Está bautizado, deberá llamársele Juan Robreño. Su padre es caballero militar. Su madre de la primera nobleza de México. Dios lo ayude en su vida.

- ¡La Providencia, la Providencia! -exclamó Juan a su vez-. Ese relicario es mío, yo lo he llevado en el cuello, y fue entregado al señor obispo por la caritativa mujer que me recogió y me sirvió de madre.

Luz entró de puntillas, pero Juan le hizo señal de que se fuese.

- Cuenta, cuenta si puedes toda tu historia, pues lo que me está pasando es tan maravilloso que si se escribe nadie lo creerá, y parecería invención de un poeta romántico.
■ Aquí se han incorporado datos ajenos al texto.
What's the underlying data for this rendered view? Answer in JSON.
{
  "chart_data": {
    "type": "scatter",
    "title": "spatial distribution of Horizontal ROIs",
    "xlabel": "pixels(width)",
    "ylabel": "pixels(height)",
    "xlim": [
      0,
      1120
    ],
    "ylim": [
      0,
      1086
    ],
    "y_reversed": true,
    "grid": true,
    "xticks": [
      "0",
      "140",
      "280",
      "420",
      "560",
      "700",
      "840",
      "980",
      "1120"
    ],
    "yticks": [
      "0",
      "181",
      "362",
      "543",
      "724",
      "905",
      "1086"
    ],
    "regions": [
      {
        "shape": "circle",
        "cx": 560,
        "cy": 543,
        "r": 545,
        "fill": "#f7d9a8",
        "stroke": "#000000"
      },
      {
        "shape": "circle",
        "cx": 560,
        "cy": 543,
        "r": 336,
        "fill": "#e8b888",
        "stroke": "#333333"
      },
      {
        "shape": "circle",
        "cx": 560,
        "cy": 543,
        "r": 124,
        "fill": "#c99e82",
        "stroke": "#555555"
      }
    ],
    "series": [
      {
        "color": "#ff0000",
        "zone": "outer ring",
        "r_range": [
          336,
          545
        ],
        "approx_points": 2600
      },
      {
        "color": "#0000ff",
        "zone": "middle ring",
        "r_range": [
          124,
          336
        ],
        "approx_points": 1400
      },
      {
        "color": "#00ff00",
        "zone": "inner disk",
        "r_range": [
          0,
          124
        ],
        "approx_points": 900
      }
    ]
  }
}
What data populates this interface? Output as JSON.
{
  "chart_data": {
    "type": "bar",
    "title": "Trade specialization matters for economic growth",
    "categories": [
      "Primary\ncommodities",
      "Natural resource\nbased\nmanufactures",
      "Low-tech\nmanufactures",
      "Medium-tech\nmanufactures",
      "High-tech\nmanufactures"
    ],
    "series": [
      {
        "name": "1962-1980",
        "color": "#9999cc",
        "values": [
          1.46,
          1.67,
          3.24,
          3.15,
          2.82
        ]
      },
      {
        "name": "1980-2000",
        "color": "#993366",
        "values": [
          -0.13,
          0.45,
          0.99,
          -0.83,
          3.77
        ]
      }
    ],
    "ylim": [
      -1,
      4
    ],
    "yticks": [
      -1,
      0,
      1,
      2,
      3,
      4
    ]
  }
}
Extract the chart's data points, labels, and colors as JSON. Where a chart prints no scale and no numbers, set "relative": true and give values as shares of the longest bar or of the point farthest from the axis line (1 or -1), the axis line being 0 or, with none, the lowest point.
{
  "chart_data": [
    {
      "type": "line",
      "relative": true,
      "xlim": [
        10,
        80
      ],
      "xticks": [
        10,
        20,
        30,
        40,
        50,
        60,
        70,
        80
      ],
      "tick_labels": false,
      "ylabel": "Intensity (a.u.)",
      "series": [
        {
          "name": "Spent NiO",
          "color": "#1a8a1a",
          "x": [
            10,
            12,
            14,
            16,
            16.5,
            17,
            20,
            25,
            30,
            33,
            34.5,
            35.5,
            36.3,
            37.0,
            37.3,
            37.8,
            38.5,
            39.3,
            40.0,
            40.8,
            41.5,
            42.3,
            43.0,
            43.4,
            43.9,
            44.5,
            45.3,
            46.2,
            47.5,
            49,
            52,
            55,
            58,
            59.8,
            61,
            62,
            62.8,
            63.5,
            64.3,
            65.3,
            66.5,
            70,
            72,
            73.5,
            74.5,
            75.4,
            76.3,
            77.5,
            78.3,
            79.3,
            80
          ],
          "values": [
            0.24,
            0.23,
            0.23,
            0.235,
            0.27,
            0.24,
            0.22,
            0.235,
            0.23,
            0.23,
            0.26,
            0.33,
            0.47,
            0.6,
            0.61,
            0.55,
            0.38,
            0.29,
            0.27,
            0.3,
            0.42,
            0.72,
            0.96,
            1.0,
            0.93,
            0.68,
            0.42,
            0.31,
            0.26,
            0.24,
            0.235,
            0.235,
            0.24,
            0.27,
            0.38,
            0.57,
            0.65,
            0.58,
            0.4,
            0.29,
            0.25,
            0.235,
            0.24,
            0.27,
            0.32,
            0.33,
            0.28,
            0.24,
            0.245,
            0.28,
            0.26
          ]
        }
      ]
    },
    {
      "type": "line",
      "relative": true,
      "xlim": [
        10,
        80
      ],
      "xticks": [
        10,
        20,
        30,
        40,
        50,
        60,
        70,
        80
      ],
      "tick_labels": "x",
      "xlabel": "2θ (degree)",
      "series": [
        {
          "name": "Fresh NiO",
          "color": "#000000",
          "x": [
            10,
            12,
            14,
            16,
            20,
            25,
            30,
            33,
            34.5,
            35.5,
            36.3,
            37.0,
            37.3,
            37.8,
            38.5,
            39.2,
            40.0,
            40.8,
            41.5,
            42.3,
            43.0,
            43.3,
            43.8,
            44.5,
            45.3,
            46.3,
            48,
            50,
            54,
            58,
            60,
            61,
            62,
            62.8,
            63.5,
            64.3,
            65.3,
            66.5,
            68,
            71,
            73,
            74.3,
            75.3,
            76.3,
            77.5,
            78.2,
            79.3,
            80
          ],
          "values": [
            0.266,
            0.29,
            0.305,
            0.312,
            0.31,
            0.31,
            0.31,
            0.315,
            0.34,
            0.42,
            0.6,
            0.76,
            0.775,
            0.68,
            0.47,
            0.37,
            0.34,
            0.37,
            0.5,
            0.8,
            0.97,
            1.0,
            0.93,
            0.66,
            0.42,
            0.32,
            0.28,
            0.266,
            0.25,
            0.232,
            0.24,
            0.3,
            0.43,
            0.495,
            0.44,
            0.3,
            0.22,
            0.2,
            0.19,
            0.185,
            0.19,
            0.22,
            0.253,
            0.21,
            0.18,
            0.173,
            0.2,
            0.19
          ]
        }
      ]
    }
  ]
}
Sentáronse, dejando para después el registrar los armarios y cerciorarse lo que se había embolsado el tuerto Cirilio, y Juan contó a Pepe Carrascosa, a poco más o menos, toda su vida, callando aquello que convenía para no descubrir ni aun de lejos a Relumbrón.

- Bien, bien. ¡Bendito sea Dios que todo lo dispone y todo lo ordena según su voluntad! No hay que decir ni una palabra del robo. Lo que se ha llevado ese asesino no es gran cosa, y aunque fuera. Venme a ver frecuentemente; ésta es tu casa, todo lo que hay en ella es tuyo.

Luz estaba en la puerta de la calle esperando a Juan.

- Me voy contigo -le dijo.

- Pero ...

- Quieras o no; me confrontas, y es bastante. El tuerto, antes de ocho días, ha prometido asesinarme y lo cumplirá.